Une des personnes présentes s’avisa de remarquer la coïncidence du retour de Kinraid avec le mystérieux départ de master Hepburn.

« Ainsi va le monde, répondit Coulson volontiers sentencieux… Tel qu’on croyait mort se retrouve bien portant, et quant à Philip, tout vivant qu’il fût, il semblait bon à mettre en terre lorsque je le vis mercredi dernier entrer dans les magasins. »

Pendant tous ces propos, on apprêtait les funérailles de mistress Robson. À la grande surprise d’un chacun, Sylvia, — qui n’était pas sortie de sa chambre depuis la mort de sa mère et qu’on supposait ne rien savoir de ce qui se passait dans la maison, — déclara formellement qu’elle accompagnerait le cortége au cimetière. Personne à cet égard, n’avait d’autre droit que celui des remontrances. Le docteur Morgan espérait d’ailleurs, que dans le cours de cette solennité quelque incident inattendu viendrait déterminer la crise de larmes sur laquelle il comptait pour débarrasser Sylvia de ses intolérables douleurs de tête. Ce fut, en effet, ce qui arriva.

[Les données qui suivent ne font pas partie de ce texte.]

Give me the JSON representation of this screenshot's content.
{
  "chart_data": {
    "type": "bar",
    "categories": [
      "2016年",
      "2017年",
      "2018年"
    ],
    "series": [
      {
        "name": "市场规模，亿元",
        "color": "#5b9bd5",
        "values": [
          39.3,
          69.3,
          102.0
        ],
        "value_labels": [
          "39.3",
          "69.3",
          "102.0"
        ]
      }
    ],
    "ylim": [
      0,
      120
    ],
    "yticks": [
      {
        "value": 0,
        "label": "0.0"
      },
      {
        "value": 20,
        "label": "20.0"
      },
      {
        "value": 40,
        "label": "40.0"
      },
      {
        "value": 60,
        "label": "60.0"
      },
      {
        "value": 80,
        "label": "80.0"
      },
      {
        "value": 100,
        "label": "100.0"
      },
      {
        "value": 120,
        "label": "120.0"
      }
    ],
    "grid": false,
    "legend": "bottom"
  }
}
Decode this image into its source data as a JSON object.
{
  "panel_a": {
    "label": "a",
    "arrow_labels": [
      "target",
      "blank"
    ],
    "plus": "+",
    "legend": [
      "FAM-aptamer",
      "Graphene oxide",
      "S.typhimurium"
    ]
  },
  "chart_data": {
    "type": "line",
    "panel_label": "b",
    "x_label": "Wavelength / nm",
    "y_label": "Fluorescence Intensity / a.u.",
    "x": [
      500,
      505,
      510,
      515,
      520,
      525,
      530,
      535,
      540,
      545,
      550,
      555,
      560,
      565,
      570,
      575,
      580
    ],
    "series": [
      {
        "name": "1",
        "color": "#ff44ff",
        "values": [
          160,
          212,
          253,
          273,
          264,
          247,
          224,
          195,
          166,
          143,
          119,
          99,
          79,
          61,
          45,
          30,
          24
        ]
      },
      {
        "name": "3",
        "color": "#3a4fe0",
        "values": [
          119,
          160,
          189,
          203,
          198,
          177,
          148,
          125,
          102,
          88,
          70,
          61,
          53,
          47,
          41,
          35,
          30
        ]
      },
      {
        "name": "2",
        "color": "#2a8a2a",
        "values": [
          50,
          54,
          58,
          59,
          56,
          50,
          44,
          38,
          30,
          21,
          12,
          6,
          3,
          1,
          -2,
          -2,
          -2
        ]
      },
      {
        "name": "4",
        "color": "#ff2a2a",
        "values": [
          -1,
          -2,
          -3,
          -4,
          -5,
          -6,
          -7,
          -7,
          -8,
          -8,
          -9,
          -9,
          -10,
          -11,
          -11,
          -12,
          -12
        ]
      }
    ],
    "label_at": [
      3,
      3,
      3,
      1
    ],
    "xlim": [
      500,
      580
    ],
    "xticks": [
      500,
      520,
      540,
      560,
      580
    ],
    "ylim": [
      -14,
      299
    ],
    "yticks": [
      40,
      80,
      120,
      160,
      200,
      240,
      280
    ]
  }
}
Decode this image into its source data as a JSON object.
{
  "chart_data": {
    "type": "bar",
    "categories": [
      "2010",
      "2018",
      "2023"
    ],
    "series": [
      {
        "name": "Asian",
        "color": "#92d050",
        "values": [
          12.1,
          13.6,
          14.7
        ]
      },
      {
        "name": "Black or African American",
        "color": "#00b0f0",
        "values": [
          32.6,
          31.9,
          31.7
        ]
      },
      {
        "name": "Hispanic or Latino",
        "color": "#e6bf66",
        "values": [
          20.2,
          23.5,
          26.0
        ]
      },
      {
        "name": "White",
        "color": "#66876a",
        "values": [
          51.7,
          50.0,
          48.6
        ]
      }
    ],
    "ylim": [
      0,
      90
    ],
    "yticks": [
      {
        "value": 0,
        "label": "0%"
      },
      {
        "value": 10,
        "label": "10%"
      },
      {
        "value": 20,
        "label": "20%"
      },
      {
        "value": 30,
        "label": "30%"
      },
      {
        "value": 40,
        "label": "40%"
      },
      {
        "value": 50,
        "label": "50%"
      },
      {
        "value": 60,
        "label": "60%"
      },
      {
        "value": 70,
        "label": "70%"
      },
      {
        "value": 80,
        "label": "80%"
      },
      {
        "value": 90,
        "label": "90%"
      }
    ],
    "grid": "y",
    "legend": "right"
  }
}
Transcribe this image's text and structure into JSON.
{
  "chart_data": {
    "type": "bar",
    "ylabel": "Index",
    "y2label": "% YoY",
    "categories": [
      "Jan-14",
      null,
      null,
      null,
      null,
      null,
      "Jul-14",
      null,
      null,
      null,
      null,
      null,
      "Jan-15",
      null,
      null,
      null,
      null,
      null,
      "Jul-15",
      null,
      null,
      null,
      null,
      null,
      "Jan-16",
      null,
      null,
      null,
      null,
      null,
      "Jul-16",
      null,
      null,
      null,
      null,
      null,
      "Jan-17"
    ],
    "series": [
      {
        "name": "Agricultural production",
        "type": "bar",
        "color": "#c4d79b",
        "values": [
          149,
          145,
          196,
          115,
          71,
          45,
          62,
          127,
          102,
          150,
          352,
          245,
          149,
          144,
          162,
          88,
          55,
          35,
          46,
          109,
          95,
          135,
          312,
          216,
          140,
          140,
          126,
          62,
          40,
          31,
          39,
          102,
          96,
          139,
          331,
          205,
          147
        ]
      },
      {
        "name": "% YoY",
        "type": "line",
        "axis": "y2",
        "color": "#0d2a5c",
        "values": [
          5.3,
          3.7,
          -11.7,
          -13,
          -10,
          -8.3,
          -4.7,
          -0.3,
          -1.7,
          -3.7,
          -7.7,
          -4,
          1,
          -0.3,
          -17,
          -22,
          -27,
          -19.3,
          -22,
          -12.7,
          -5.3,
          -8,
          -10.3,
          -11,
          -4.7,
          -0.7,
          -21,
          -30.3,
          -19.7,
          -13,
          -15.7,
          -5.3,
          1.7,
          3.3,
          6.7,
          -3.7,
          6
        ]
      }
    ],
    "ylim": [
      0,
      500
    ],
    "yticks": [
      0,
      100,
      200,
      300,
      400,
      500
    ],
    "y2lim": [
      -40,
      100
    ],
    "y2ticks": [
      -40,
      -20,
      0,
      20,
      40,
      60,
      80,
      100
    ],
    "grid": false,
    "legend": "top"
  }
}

Jusqu’au moment où les assistants se formèrent en rond autour de la fosse, Sylvia était demeurée aussi impassible que jamais. Elle vit alors Kester, dans ses habits du dimanche, un bout de crêpe neuf autour de son chapeau et pleurant, comme si son cœur allait se briser, sur la bière de sa chère maîtresse.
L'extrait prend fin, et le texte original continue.